Will range based for loop in c++ preserve the index order

Question

In c++11, if I use a range based for loop on vector, will it guarantee the iteration order?

i.e. are the following code blocks guaranteed to produce the same output?

vector<T> output;
vector<U> V;
for( auto v: V) output.push_back(f(v));

vs

for(int i =0; i < V.size(); ++i) output.push_back(f(V[i])); 

what if it is not vector but map, etc?

Answer 1

Yes the two codes are guaranteed to do the same. Though I don't have a link to the standard you can have a look here. I quote: You can read that as "for all x in v" going through starting with v.begin() and iterating to v.end().

Answer 2

Yes, they are equivalent. The standard guarantees in 6.5.4:

For a range-based for statement of the form

for ( for-range-declaration : expression ) statement

let range-init be equivalent to the expression surrounded by parentheses ( expression )

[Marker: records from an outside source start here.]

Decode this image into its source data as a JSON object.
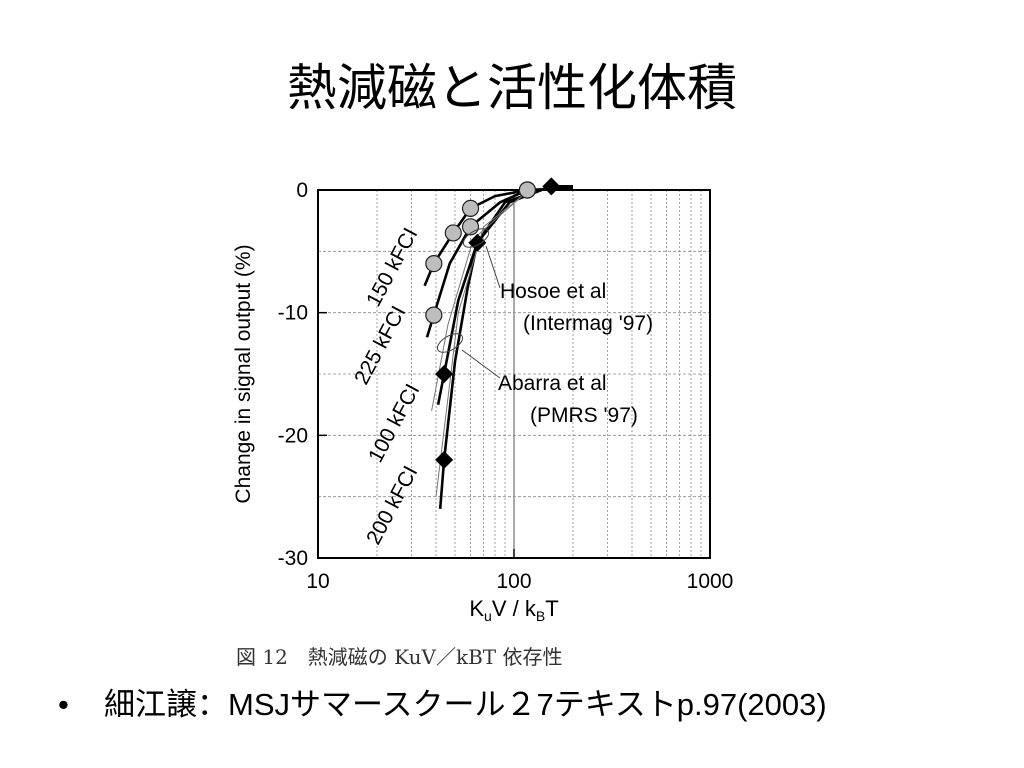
{
  "slide": {
    "title": "熱減磁と活性化体積",
    "bullets": [
      {
        "text": "細江譲：MSJサマースクール２7テキストp.97(2003)"
      }
    ]
  },
  "chart_data": {
    "type": "scatter",
    "x_scale": "log",
    "xlim": [
      10,
      1000
    ],
    "ylim": [
      -30,
      0
    ],
    "xlabel_main": "K",
    "xlabel_main_sub": "u",
    "xlabel_rest": "V / k",
    "xlabel_rest_sub": "B",
    "xlabel_end": "T",
    "ylabel": "Change in signal output (%)",
    "x_ticks": [
      {
        "v": 10,
        "label": "10"
      },
      {
        "v": 100,
        "label": "100"
      },
      {
        "v": 1000,
        "label": "1000"
      }
    ],
    "y_ticks": [
      {
        "v": 0,
        "label": "0"
      },
      {
        "v": -10,
        "label": "-10"
      },
      {
        "v": -20,
        "label": "-20"
      },
      {
        "v": -30,
        "label": "-30"
      }
    ],
    "grid": true,
    "series": [
      {
        "name": "150 kFCI",
        "marker": "circle",
        "points": [
          {
            "x": 39,
            "y": -6
          },
          {
            "x": 49,
            "y": -3.5
          },
          {
            "x": 60,
            "y": -1.5
          },
          {
            "x": 117,
            "y": 0
          }
        ],
        "curve": [
          [
            35,
            -7.8
          ],
          [
            39,
            -6
          ],
          [
            49,
            -3.5
          ],
          [
            60,
            -1.5
          ],
          [
            80,
            -0.5
          ],
          [
            117,
            0
          ],
          [
            160,
            0.1
          ],
          [
            200,
            0.1
          ]
        ]
      },
      {
        "name": "225 kFCI",
        "marker": "circle",
        "points": [
          {
            "x": 39,
            "y": -10.2
          },
          {
            "x": 60,
            "y": -3
          },
          {
            "x": 117,
            "y": 0
          }
        ],
        "curve": [
          [
            36,
            -12
          ],
          [
            39,
            -10.2
          ],
          [
            47,
            -6
          ],
          [
            60,
            -3
          ],
          [
            85,
            -1
          ],
          [
            117,
            0
          ],
          [
            200,
            0.1
          ]
        ]
      },
      {
        "name": "100 kFCI",
        "marker": "diamond",
        "points": [
          {
            "x": 44,
            "y": -15
          }
        ],
        "curve": [
          [
            41,
            -17.5
          ],
          [
            44,
            -15
          ],
          [
            52,
            -9
          ],
          [
            65,
            -4.3
          ],
          [
            95,
            -1
          ],
          [
            155,
            0.3
          ],
          [
            200,
            0.3
          ]
        ]
      },
      {
        "name": "200 kFCI",
        "marker": "diamond",
        "points": [
          {
            "x": 44,
            "y": -22
          },
          {
            "x": 65,
            "y": -4.3
          },
          {
            "x": 155,
            "y": 0.3
          }
        ],
        "curve": [
          [
            42,
            -26
          ],
          [
            44,
            -22
          ],
          [
            50,
            -14
          ],
          [
            58,
            -8
          ],
          [
            65,
            -4.3
          ],
          [
            90,
            -1
          ],
          [
            155,
            0.3
          ],
          [
            200,
            0.3
          ]
        ]
      }
    ],
    "annotations": [
      {
        "lines": [
          "Hosoe et al",
          "(Intermag '97)"
        ]
      },
      {
        "lines": [
          "Abarra et al",
          "(PMRS '97)"
        ]
      }
    ],
    "caption": "図 12　熱減磁の KuV／kBT 依存性"
  }
}
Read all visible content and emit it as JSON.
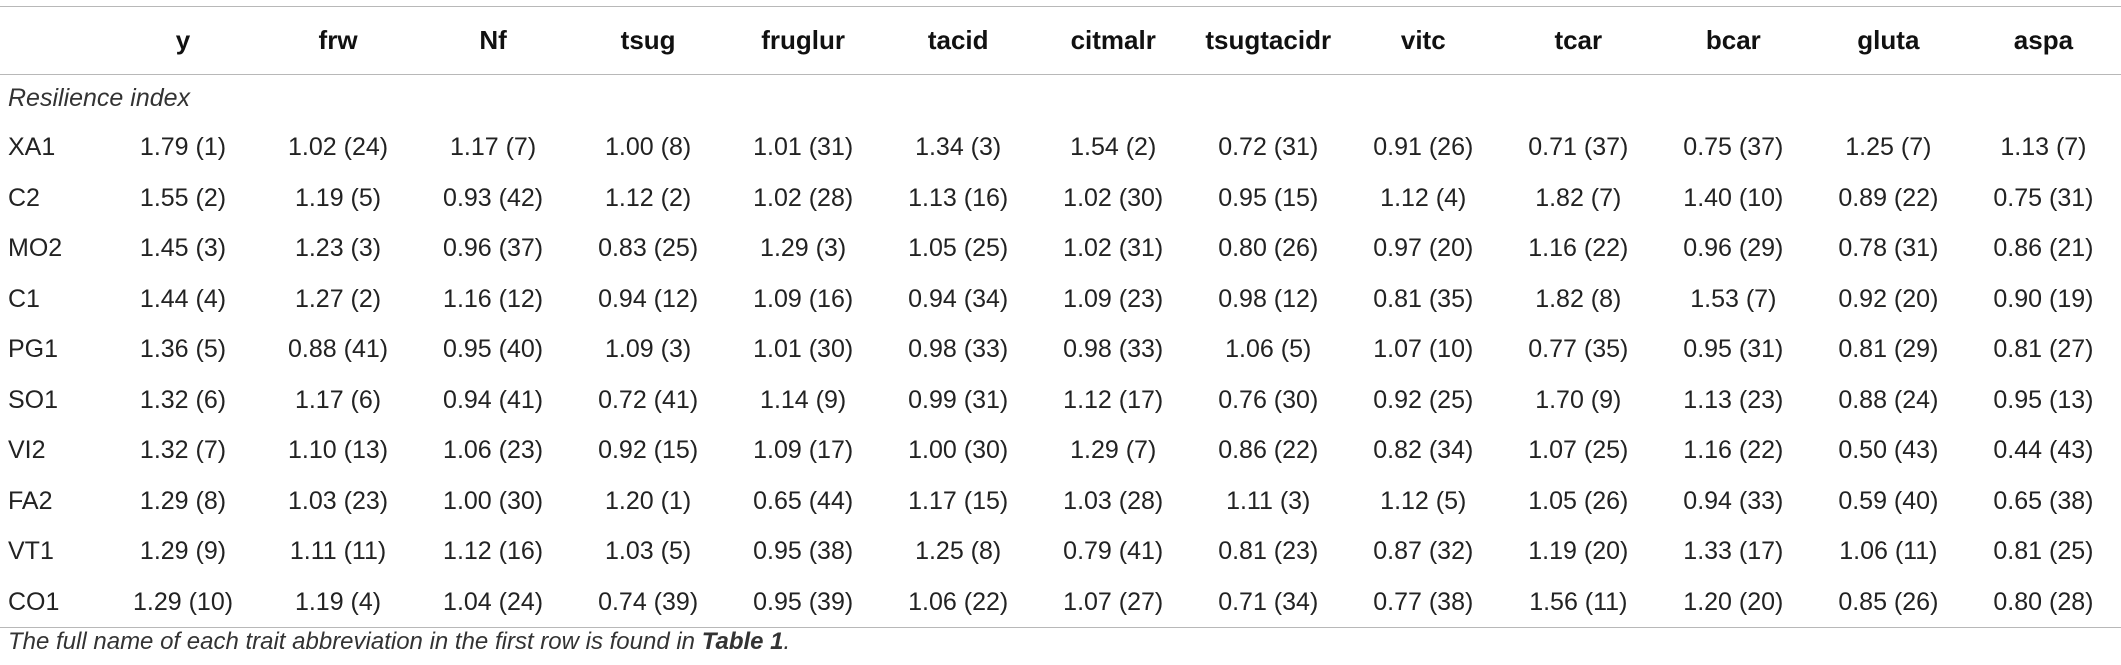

and for a range-based for statement of the form

for ( for-range-declaration : braced-init-list ) statement

let range-init be equivalent to the braced-init-list. In each case, a range-based for statement is equivalent to

{
  auto && __range = range-init;
  for ( auto __begin = begin-expr,
      __end = end-expr;
      __begin != __end;
      ++__begin ) {
    for-range-declaration = *__begin;
    statement
  }
}

where __range, __begin, and __end are variables defined for exposition only, and _RangeT is the type of the expression, and begin-expr and end-expr are determined as follows:

— if _RangeT is an array type, begin-expr and end-expr are __range and __range + __bound, respectively, where __bound is the array bound. If _RangeT is an array of unknown size or an array of incomplete type, the program is ill-formed;

— if _RangeT is a class type, the unqualified-ids begin and end are looked up in the scope of class _RangeT as if by class member access lookup (3.4.5), and if either (or both) finds at least one declaration, begin-expr and end-expr are __range.begin() and __range.end(), respectively;

— otherwise, begin-expr and end-expr are begin(__range) and end(__range), respectively, where begin and end are looked up with argument-dependent lookup (3.4.2). For the purposes of this name lookup, namespace std is an associated namespace.

Though your question about map is a bit nonsensical. If it's an ordered map and you iterate through the map properly, then they're equivalent. If it's an unordered map then your question doesn't really make much sense.